Montreal fest spotlights auteurs
Steve Buscemi to event to support 'Handsome Harry'MONTREAL -- The Festival du Nouveau Cinema in Montreal has a reputation as a Canadian festival that allows auteur directors to seize the spotlight weeks after the Toronto International Film Festival has wrapped and rolled up its red carpet for Hollywood A-listers.
"We all got our start here. It wasn't always about business," New York-based filmmaker Bette Gordon says of fellow indie veterans like Wim Wenders, Atom Egoyan, Jim Jarmusch and Peter Greenaway who have long shown their work at FNC.
Gordon has brought her latest film, "Handsome Harry," and its all-star cast that includes Jamey Sheridan, Steve Buscemi and Aidan Quinn, to Montreal for another festival screening before Mark Urman's new distribution outfit Paladin releases the picture in early 2010.
In a recession-conscious decision, Gordon opted to debut her low-budget friendship drama about ex-Vietnam vets at Tribeca rather than Toronto so her entire New York-based cast could attend the premiere.
"It was the right decision for me to make. Every actor was on the stage," Gordon recalled of the Tribeca launch.
Another discovery title in Montreal is French documentarian Lea Rinaldi's "Behind Jim Jarmusch," a portrait of Jarmusch at work on the set of his latest film "The Limits of Control" in Seville, Spain.
Jarmusch gave Rinaldi creative carte blanche, but also no movie script or shooting schedule on set. So the French filmmaker remained in the dark as she completed her rear-guard portrait of the indie pioneer directing Tilda Swinton, Bill Murray and Jarmusch favorite Isaach de Bankole.
"I followed him, but I didn't know what was happening, how long each scene would take to prepare and shoot. It was very intuitive," Rinaldi said of her own three-day shoot.
What she discovered was the importance of serendipitous craft as Jarmusch found images and details in what otherwise appears a plot-less, slow-paced avant garde drama.
"He (Jarmusch) doesn't like analysis of his work.
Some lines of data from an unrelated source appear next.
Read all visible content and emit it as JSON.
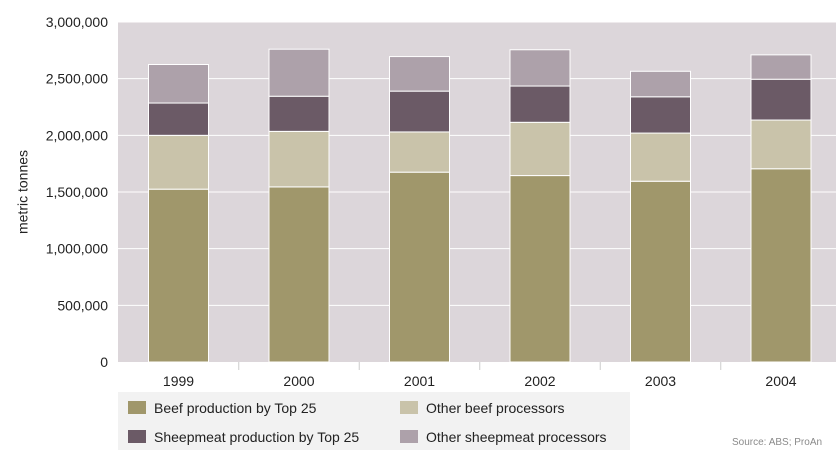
{
  "chart_data": {
    "type": "bar",
    "stacked": true,
    "categories": [
      "1999",
      "2000",
      "2001",
      "2002",
      "2003",
      "2004"
    ],
    "series": [
      {
        "name": "Beef production by Top 25",
        "color": "#a0976b",
        "values": [
          1525000,
          1545000,
          1675000,
          1645000,
          1595000,
          1705000
        ]
      },
      {
        "name": "Other beef processors",
        "color": "#c9c3aa",
        "values": [
          475000,
          490000,
          355000,
          470000,
          425000,
          430000
        ]
      },
      {
        "name": "Sheepmeat production by Top 25",
        "color": "#6b5a66",
        "values": [
          285000,
          310000,
          360000,
          320000,
          320000,
          360000
        ]
      },
      {
        "name": "Other sheepmeat processors",
        "color": "#ada1aa",
        "values": [
          340000,
          415000,
          305000,
          320000,
          225000,
          215000
        ]
      }
    ],
    "y_ticks": [
      "0",
      "500,000",
      "1,000,000",
      "1,500,000",
      "2,000,000",
      "2,500,000",
      "3,000,000"
    ],
    "ylim": [
      0,
      3000000
    ],
    "ylabel": "metric tonnes",
    "xlabel": "",
    "title": "",
    "grid": true,
    "plot_background": "#dcd6da",
    "legend_position": "bottom-left",
    "source": "Source: ABS; ProAn"
  }
}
He just wants to experiment," Rinaldi said.
Montreal also offered a second look at Quebec director Alexandre Franchi's "The Wild Hunt," which last month came away from Toronto with the juried best Canadian first feature award.
"We left Toronto on a high," Franchi says of flying largely under the radar at the Hollywood-dominated TIFF festival.
With the Toronto trophy in hand, Franchi looks ahead to possible international sales for his fantasy role-playing drama.
At the same time, as producer and director of the low-budget indie pic, Franchi also knows to downplay expectations during the current industry downturn.
Besides having no recognizable stars, "The Wild Hunt" also confounds by playing with genres. The film portrays ordinary people reenacting Medieval battles in the woods north of Montreal.
At first the role-playing games between battling Vikings and Celts recall "Braveheart" or "Lord of the Rings". But as the "larping" game comes to a climax, the film turns suddenly violent and gruesome, providing a sobering finale that thrills younger cinema-goers and shocks older ones, Franchi says of festival screenings so far.
"People regress and it's a free-for-all," the director says as reality and fantasy collide during the wild hunt's dramatic conclusion.
The Festival du Nouveau Cinema began Oct. 7 and runs through Oct. 18.